1.3 Percepções Ilimitadas

O que é um acontecimento ideal? É uma singularidade. Ou melhor: é um conjunto de singularidades [...].30

Gilles Deleuze

Ao caráter eminentemente transitório da dança contemporânea acompanham processos físicos que alargam as possibilidades de sua produção e recepção, e marcam uma percepção que mira, sobretudo, a composição de uma experiência. Não se visa, então, uma interpretação, pois que essa ―se faz sempre em nome de alguma coisa que supõe estar faltando‖ (Deleuze, 1992, p.183). O acontecimento diz respeito a fenômenos ligados a multiplicidade (e não a unidade), processos que são devires e que, portanto, não se julgam por um resultado final, mas pela qualidade de seus percursos e pela potência de seu prolongamento. ―Não existem universais, mas apenas singularidades‖ (Deleuze, 1992, p.183). Deste ponto de vista, cada composição de dança contemporânea pode ser tomada como um conjunto de singularidades. E em tal contexto de produção do novo, para um espectador, o experimentar toma o lugar do interpretar. A interpretação resta apenas enquanto impasse que dificulta o desenvolvimento da dança como operação de multiplicidades.

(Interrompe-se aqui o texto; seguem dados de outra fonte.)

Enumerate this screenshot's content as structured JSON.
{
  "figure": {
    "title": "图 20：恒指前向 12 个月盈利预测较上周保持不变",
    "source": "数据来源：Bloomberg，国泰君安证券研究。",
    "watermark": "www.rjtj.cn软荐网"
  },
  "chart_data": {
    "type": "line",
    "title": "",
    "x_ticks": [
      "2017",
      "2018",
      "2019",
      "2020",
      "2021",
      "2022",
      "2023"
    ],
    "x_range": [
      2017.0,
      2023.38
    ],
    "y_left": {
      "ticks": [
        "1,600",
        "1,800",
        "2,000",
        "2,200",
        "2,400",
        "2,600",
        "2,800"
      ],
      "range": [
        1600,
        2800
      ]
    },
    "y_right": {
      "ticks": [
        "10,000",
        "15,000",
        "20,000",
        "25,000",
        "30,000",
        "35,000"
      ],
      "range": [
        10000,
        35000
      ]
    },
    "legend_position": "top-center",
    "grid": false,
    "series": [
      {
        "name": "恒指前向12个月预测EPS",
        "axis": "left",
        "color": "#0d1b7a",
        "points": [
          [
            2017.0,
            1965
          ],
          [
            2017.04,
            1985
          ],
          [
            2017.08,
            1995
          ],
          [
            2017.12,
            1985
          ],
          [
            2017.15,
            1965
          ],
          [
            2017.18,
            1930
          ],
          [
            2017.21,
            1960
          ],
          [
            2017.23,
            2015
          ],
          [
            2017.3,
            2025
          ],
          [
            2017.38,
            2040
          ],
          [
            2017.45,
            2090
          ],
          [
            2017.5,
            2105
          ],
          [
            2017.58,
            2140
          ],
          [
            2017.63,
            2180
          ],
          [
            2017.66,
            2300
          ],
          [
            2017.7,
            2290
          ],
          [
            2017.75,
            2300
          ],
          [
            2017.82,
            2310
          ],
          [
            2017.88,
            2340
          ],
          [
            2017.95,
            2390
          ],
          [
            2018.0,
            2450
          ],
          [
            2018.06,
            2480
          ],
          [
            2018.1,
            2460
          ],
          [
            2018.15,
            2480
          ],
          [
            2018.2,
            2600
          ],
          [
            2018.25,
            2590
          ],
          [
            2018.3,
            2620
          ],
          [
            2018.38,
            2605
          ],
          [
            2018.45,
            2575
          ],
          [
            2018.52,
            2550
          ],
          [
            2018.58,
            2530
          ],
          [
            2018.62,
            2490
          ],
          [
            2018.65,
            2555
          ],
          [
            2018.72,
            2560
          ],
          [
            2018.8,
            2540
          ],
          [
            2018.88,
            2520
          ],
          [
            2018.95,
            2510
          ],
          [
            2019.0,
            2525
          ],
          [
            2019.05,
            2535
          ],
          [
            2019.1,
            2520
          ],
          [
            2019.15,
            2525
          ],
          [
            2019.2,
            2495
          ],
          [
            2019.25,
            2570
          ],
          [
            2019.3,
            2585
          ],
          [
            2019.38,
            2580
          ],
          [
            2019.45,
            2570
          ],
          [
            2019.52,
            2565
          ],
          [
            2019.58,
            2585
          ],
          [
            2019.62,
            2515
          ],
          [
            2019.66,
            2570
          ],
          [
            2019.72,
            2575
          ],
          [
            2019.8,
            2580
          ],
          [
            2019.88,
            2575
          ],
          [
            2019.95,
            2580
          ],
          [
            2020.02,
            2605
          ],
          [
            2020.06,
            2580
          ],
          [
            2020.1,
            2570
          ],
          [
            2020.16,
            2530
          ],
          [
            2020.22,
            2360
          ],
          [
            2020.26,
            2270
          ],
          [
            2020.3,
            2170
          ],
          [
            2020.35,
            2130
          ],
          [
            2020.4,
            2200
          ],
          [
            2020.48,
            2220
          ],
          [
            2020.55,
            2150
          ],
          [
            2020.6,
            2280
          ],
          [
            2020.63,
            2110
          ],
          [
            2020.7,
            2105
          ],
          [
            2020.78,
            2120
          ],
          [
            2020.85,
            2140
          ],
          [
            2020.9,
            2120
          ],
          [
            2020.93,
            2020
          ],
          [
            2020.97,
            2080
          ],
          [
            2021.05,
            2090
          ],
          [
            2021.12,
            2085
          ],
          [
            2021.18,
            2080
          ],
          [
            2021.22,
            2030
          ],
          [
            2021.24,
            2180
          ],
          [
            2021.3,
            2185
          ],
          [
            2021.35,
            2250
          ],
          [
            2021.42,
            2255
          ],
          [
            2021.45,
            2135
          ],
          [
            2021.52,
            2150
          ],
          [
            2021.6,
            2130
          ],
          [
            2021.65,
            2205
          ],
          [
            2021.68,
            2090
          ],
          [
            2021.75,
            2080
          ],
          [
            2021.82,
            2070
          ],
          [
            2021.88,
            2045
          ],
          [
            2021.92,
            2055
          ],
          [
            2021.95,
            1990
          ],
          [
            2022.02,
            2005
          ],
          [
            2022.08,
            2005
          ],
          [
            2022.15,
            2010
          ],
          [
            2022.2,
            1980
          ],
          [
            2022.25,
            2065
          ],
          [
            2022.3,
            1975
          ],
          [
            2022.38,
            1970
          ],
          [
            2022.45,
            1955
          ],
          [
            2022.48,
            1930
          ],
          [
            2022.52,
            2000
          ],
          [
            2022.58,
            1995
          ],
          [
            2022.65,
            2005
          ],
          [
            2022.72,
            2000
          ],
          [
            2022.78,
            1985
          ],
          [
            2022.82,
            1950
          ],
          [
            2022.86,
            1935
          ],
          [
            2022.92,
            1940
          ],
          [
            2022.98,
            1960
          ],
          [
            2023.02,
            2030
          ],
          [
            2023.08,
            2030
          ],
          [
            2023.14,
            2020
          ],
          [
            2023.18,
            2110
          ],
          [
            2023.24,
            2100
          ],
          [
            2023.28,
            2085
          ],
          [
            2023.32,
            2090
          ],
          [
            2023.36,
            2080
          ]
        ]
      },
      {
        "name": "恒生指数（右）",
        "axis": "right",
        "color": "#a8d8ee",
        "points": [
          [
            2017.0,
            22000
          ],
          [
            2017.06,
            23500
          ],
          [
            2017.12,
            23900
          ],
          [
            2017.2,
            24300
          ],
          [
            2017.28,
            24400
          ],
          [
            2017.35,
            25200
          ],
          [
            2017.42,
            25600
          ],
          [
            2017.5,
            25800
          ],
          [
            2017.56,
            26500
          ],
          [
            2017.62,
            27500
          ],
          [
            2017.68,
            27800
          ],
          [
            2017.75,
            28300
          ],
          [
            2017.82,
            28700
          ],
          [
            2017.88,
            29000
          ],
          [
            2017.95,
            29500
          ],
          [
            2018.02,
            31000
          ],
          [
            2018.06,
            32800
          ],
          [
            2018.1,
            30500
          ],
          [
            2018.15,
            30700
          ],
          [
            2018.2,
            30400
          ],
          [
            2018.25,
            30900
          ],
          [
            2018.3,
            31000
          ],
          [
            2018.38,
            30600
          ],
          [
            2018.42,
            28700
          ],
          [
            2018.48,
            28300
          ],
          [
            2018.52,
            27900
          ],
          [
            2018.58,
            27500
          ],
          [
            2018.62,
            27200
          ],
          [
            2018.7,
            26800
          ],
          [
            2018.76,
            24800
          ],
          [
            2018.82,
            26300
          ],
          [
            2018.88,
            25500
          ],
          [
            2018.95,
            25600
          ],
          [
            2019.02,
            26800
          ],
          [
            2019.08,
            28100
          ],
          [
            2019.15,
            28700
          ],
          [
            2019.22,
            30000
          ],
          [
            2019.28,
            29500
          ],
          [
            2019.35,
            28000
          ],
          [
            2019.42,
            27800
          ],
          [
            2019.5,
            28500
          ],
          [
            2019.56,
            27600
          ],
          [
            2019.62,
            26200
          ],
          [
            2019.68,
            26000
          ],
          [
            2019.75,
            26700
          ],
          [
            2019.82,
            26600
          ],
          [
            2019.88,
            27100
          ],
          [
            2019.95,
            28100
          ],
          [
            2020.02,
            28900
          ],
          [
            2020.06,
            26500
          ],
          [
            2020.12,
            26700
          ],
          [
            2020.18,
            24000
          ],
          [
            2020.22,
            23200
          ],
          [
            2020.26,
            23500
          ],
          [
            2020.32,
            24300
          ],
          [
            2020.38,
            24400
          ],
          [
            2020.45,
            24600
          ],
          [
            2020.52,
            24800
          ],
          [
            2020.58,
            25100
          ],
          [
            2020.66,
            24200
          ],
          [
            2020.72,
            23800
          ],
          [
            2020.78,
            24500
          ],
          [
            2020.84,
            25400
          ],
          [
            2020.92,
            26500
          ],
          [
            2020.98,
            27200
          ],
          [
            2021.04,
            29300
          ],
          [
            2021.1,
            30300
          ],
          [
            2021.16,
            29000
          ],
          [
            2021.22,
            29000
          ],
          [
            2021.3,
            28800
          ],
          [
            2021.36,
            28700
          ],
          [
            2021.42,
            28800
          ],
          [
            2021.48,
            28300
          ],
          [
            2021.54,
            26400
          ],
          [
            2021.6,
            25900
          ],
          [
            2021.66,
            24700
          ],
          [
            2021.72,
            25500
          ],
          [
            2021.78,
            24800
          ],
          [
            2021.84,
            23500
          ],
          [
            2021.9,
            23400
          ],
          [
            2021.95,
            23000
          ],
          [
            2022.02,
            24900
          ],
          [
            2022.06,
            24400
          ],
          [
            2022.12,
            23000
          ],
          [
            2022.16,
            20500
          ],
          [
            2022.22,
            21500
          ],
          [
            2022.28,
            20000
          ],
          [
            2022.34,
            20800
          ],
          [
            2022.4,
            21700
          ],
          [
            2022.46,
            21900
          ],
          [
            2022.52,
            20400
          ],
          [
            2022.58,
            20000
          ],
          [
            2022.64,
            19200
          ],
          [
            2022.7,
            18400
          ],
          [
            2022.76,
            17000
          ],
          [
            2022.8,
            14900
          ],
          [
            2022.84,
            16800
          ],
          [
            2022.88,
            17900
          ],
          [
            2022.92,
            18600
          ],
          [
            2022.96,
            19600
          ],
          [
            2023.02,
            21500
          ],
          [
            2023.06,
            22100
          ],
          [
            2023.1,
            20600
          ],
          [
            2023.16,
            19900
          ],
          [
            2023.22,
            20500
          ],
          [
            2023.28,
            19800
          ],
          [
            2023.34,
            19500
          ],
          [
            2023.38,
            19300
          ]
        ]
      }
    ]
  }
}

A dança pode ser um modo de produção de pensamentos, na medida em que sua ação encarna mudanças de textura sensível ao vivo. ―Daí o poder de contágio e de transformação que é potencialmente portadora tal ação: é o mundo o que ela põe em obra, reconfigurando sua paisagem‖ (Pardo, 2011, p.286). O exercício da dança como pensamento é um modo distinto de conhecimento e reconfiguração do mundo. Mas quais os modos de relação capazes de aumentar a força de uma dança? Dentre esses modos, poderíamos pensar princípios para métodos de treinamento, procedimentos criativos e pesquisas, favoráveis a uma composição como acontecimento? Como uma dança se torna experiência de sensações?

Na etimologia da palavra experiência estão relacionados termos como tentativa, aventura, risco, passagem, transporte, perigo (Turner, 2005, p. 178). A dança contemporânea se sujeita à experiência, posto que vive numa zona de indeterminação e indiscernibilidade, impõe modos singulares de existência e inventa seus próprios afetos. Uma experiência é, quando se apresenta de modo desconcertante e interrompe comportamentos rotinizados e repetitivos, por isso inicia-se ―com choques de dor ou prazer. Tais choques são evocativos: eles invocam precedentes e semelhanças de um passado consciente ou inconsciente – porque o incomum tem suas tradições, assim como o comum‖ (Turner, 2005, p. 179).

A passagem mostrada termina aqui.